On another important note, Florida State University Medical School has established an “Alexander ‘Sandy’ Halperin, DDS Alzheimer’s Research Fund” to help support the important and progressive Alzheimer’s research that is being done at the medical school. I am thrilled to be of assistance to the medical school and it helps to bring me full circle back to my healthcare, research, clinical and academic roots that I had as a dentist (doing clinical work, research and teaching).  The link to the fund is:

Much more to say, but that is it for now... I want to be able to speak out as much as I can while I am still able to before my Alzheimer’s progresses.

Best regards,


Skype Name: Sandy Halperin

I want to thank my family for their assistance with a bulk of my communications.


M Paulin
M Paulin

The thing that stood out for me in this image, is the S shaped chain link with the smaller chain running through it on the right. Looks much like a dollar sign. And that is what holds up breakthroughs in any research :(

david morgan
david morgan

No mention at all of Prana and it's trials. Amazing

El Gabilon
El Gabilon

We did not see a study in this article relating to the correlation between the foods we are eating  and Alheizmers.  For example if this disease is increasing over the years what else has been increasing at the same time.  We would suggest fatty foods.

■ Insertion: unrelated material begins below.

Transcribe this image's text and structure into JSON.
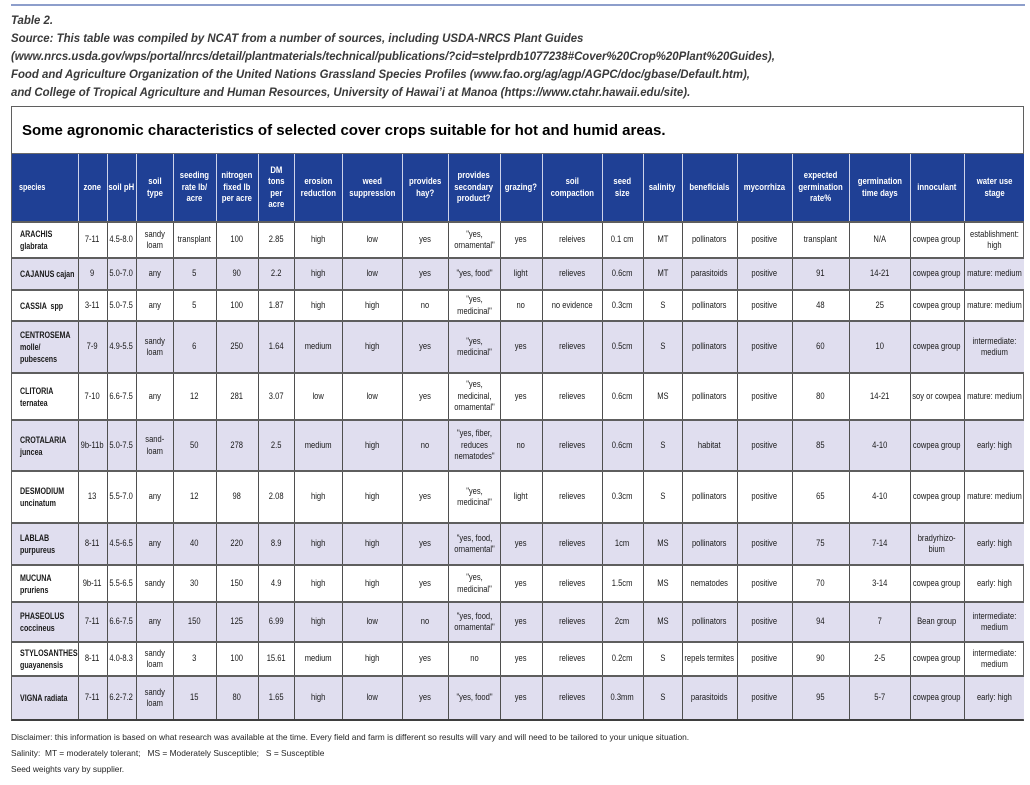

In the case of diabetis we suggest sugar.  The question here is what is the cause of the existence of this plack?  And, how can it be prevented before it does its damage? Often the answers to these medical questions is considered complex when simplicity is the answer.  Complexity is dangerous to our welfare when simplicity will serve the purpose. For example the cost of medical care is outrageous, yet no one speaks about PRICE CONTROLS on all medical care, equipment, and products to bring costs down. A single payer health care system with everybody in and nobody out,  is the best answer to health care insurance, but no, we spend our time devising things that make it more complex and never get anywhere. A simple law requiring food manufactrers to put salt, sugar and fats  in foods only when necessary. Lard should be abolished.

Roger Bird
Roger Bird

I did not find the word "coconut" in the article.  Coconut works, but it does not garner enough money for people to research it or market it.  If you want to learn about the benefits of coconut with regard to alzheimers, google "Newport coconut".  You might also check out "water cure" and magnesium and boron.

Roger Bird
Roger Bird

@Marina Paulin   Nice!  It is all about money.  Give them unnatural substances along as they make the pharmaceutical companies plenty of money.

Roger Bird
Roger Bird

@El Gabilon   Even though you are a liberal, I tend to agree with you.  The complexity of the pre-ACA and the even worse complexity of ACA is killing us.  Most people in most doctor's offices push paper; they are not directly involved with healing.